Security Still Reigns as Wireless 'Weakest Link'
Feb 17, 2004 7:39 AM PT
Although companies are tightening the security of Windows-based servers, they face some unknown risks when corporate data takes to the streets. After all, wireless Internet connectivity on notebook computers and PDAs carries all of the risks seen within corporate walls, but the dangers are magnified when security is lacking.
"Portable devices have become highly productive," said Amry Junaideen, a principal in the Deloitte & Touche Security Services division. "Several years ago, their functionality was basically calendars and addresses, but now they are production-strength devices that contain a number of corporate applications."
Protecting corporate assets is more difficult on laptop computers, PDAs and memory devices, such as portable USB drives. "Those become extremely susceptible," Junaideen told the E-Commerce Times. "If the data is not encrypted, the loss can be substantial.
"Portability and wireless access open the door to risks including device theft, interception of information, unauthorized access, even being sniffed by the guy sitting next to them in an airport lounge," he added.
Of course, corporations are not sitting idly aside while their data flows out the door.
The solution starts with a top-down policy that addresses why wireless is being used by a corporation, what the business objectives are, and what policy governs the entire company in this area, according to Junaideen.
"A policy should require strict adherence to standards and contain specific information on what people should do to protect their devices once wireless has been deployed," he said. "This might include safeguards against loss and notification to IT when a device is lost, with devices that store the most sensitive data receiving the highest protection. For critical data, if a PDA or memory stick is lost, the files clearly need to be encrypted."
Junaideen suggested the gamut of technology used to protect wireless devices can range from virtual private networks (VPN) to firewalls, quarantining devices, data wipe technology and file encryption. Encryption can be expensive but is essential. He added that a relatively old wireless encryption standard called Wired Equivalent Privacy (WEP) has been compromised and should not be used as a company's sole line of defense.

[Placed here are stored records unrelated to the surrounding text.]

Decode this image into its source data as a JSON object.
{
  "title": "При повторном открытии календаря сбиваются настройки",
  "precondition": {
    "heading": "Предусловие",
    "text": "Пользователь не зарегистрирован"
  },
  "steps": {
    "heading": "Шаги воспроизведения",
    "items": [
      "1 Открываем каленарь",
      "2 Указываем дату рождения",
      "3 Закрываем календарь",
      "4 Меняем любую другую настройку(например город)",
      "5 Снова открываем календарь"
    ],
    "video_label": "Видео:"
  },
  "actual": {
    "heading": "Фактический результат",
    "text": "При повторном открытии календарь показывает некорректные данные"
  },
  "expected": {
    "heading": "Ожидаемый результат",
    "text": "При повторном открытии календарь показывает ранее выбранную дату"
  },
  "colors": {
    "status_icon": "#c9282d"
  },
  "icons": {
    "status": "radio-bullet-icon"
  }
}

Corporations are not alone in their fight to secure data over wireless networks. Network Associates' McAfee Sniffer Technologies division is geared toward enterprises that need to lock down systems on mobile devices. Sydney Fisher, its director of product marketing, told the E-Commerce Times that many of the benefits of wireless also create risk.
"The flexibility of being virtually anywhere is the draw of wireless networks, but the back end of that is the need for security," Fisher said. "It's important to have appropriate security so data is stored properly, travels properly and is protected from people who shouldn't get it, but [is] accessible to those who do need it.
"Sniffer products function in a wireless environment like LANs, WANs or ATM networks," she added. "The same kind of technology -- a wireless sniffer card in a laptop -- can detect and verify that your encryption protocols are being used and can find rogue access points, so you can shut them down."
"It's so easy to use wireless, but people need to be just as vigilant as they are within a corporate network," Fisher noted. "Wireless devices shouldn't be set to use the defaults that come with the equipment. Wireless infrastructure is in a growth curve, so the technology is not necessarily there to make it reliable yet.
"You don't need a PhD in physics to be able to use wireless technology efficiently and securely, but you do have be vigilant and treat it seriously," she added.
For his part, Junaideen recommended: "If sniffer technology senses a device has been compromised, shutting down the wireless connection immediately is the safest step to take. If someone tries to compromise a lost device, data wipe software can detect activation and wipe all data from the unit. Users need some understanding of what the device is doing -- and what their responsibilities are to protect data."